Рядом с храмом - улица, на которой показывают так называемые "подпольные фильмы". Здесь и фильмы громадного социального звучания, и порнография. Канеко сказал:
– Я бы советовал вам, Юлиан-сан, зайти в эти кинотеатры, но только не очень поздно. В этом районе Токио по вечерам бывать весьма опасно. Посмотрите политические картины, особенно связанные с проблемой Окинавы. Но возвращайтесь в метро не позже десяти часов.
...Зашли в маленький японский кабачок.
– Все-таки Гинза - это и есть Гинза, - сказал Канеко.
– Это, как ни крути, космополитично, потому что закусочная, в которой мы с вами были, хоть и исповедует традиционную кухню, но люди там не снимают ботинок, сидят за баром или стоят, вместо того чтобы устроиться, поджав ноги, на "тотами". А мы сейчас вошли в настоящую Японию.

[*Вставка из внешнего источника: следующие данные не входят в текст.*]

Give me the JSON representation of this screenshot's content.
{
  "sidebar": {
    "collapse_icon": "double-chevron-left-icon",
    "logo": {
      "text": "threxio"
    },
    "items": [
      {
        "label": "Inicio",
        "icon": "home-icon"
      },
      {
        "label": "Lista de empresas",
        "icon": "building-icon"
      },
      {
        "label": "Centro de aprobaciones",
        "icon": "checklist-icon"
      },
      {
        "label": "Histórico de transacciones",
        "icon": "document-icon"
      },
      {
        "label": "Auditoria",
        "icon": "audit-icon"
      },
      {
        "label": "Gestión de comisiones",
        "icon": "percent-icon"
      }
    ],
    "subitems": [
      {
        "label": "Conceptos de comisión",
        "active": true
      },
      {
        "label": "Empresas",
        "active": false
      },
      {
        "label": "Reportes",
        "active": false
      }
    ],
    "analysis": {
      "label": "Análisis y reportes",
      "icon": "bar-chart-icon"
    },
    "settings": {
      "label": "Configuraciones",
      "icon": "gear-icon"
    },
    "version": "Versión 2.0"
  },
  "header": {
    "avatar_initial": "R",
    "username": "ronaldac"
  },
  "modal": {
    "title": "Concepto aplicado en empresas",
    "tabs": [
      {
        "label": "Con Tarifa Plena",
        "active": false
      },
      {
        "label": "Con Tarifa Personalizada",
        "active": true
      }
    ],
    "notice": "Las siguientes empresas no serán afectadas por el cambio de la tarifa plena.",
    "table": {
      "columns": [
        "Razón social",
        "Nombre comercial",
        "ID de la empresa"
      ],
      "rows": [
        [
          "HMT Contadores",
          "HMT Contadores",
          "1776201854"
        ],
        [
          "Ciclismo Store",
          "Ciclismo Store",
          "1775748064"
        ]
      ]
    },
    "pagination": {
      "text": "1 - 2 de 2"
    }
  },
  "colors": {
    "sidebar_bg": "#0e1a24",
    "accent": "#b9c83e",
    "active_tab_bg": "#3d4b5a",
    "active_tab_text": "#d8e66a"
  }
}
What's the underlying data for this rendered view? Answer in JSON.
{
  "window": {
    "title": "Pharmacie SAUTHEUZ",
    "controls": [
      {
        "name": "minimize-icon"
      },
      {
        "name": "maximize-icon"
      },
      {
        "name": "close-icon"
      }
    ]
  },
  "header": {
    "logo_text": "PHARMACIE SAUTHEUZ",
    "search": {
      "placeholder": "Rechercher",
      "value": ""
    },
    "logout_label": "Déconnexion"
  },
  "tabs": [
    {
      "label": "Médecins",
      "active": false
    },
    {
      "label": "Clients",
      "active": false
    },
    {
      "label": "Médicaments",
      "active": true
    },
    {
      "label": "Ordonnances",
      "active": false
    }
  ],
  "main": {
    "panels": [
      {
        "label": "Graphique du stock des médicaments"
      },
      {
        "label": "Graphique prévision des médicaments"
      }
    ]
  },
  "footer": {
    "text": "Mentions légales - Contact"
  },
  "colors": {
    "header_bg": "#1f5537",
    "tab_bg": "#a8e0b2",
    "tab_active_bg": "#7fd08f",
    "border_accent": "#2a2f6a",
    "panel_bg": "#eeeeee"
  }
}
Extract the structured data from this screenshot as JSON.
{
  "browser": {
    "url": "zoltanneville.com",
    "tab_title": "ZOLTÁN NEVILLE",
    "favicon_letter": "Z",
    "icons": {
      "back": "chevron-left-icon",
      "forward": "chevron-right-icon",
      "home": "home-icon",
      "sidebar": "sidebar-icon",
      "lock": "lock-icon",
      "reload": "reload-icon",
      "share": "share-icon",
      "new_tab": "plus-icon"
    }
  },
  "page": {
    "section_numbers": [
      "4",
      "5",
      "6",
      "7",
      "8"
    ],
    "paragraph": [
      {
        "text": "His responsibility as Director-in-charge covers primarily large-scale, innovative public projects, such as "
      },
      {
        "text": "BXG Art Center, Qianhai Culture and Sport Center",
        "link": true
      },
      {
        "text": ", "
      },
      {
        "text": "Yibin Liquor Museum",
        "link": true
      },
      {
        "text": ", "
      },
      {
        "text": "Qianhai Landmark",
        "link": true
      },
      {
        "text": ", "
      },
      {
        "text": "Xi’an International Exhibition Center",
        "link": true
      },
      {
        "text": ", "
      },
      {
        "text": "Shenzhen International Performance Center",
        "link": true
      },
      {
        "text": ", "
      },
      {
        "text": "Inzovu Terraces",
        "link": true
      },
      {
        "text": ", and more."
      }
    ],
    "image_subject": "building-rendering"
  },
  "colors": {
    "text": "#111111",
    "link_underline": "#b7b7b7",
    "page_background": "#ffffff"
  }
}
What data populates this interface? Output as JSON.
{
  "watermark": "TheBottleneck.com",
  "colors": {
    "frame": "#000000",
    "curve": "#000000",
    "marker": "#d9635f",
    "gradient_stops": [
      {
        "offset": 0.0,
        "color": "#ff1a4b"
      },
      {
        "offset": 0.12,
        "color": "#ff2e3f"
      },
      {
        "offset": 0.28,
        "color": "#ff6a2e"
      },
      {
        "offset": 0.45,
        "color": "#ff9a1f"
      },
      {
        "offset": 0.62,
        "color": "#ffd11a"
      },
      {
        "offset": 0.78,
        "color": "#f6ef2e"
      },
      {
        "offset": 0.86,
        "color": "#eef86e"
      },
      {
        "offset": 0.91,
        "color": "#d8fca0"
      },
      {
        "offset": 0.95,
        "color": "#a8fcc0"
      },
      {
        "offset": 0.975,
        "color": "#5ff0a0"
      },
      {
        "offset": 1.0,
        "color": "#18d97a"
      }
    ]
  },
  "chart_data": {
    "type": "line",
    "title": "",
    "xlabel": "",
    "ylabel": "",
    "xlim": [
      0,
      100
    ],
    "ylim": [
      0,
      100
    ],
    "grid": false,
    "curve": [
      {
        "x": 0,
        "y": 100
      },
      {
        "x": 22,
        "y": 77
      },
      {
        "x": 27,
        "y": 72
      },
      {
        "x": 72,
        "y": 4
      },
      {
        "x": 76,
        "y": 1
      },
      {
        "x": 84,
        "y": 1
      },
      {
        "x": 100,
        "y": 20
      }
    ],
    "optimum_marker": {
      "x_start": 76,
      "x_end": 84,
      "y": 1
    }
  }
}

Мы сняли ботинки у входа и сели на белые подушечки, подломив под себя ноги. Нам принесли не просто горячие салфетки в целлофановой упаковке, но особые, пропитанные благовониями, - вытереть лицо и руки. Потом подали зелень и сырую рыбу на большом деревянном блюде, включили газовую горелочку, установили ее на деревянной подставке и предложили нам самим приготовить уху "чири" из живой рыбы.
Выпили горячее, изумительно вкусное рисовое саке из двадцатиграммовых рюмочек (у нас бы оскорбились - чуть больше наперстка).
Я смотрел на лица людей, окружавших нас. Было шумно, весело. Я вспоминал деда и начинал понимать, почему он так много и с такой увлеченной нежностью рассказывал мне о Японии.
Дед, в частности, говорил, что японцы - самые чистоплотные люди, каких он только видел в жизни. Дед жил в маленькой комнатке с подслеповатым окном, в огромной захламленной старой московской коммунальной квартире с темным коридором, заставленным дровами. Но в своей комнатке он все время, воюя с бабкой Марьей Даниловной, наводил чистоту, вытирал пыль и требовал, чтобы полотенца были крахмальные - "как в Японии". Я было думал, что дед, как это бывает с людьми, единожды побывавшими за границей, все несколько утрирует и живет своими представлениями, а не реальностью. (Дед был в Японии в плену в 1905 году и привез оттуда часы Павла Буре - квадратные, серебряные, с барельефом Александра Македонского на крышке. И у него и у меня Александр Македонский всегда ассоциировался с Японией.)
Только после пятой рюмки саке Канеко, прочитав строки из Омото Табито: "Суемудрых не люблю, пользы нет от них ничуть, лучше с пьяницей побудь, он хотя бы во хмелю может искренне всплакнуть", - спросил, какую бы я хотел организовать программу в Японии. Я начал рассказывать ему свои наметки. Он записывал иероглифами, очень легкими и быстрыми. Я подумал, что японец, как, впрочем, и китаец, должен во всем идти от начертания. От символа - к мысли. Произношение не имеет того значения, какое оно имеет для европейца, который вкладывает в произношение массу нюансов. Поэтому и театр наш так разнится от театра Востока. Когда мы пишем, говорим, мы изображаем звуки. Голос помогает нам выразить чувства. А когда писал Канеко-сан, то, мне казалось, он, слушая меня, тем не менее срисовывал свою мысль с натуры.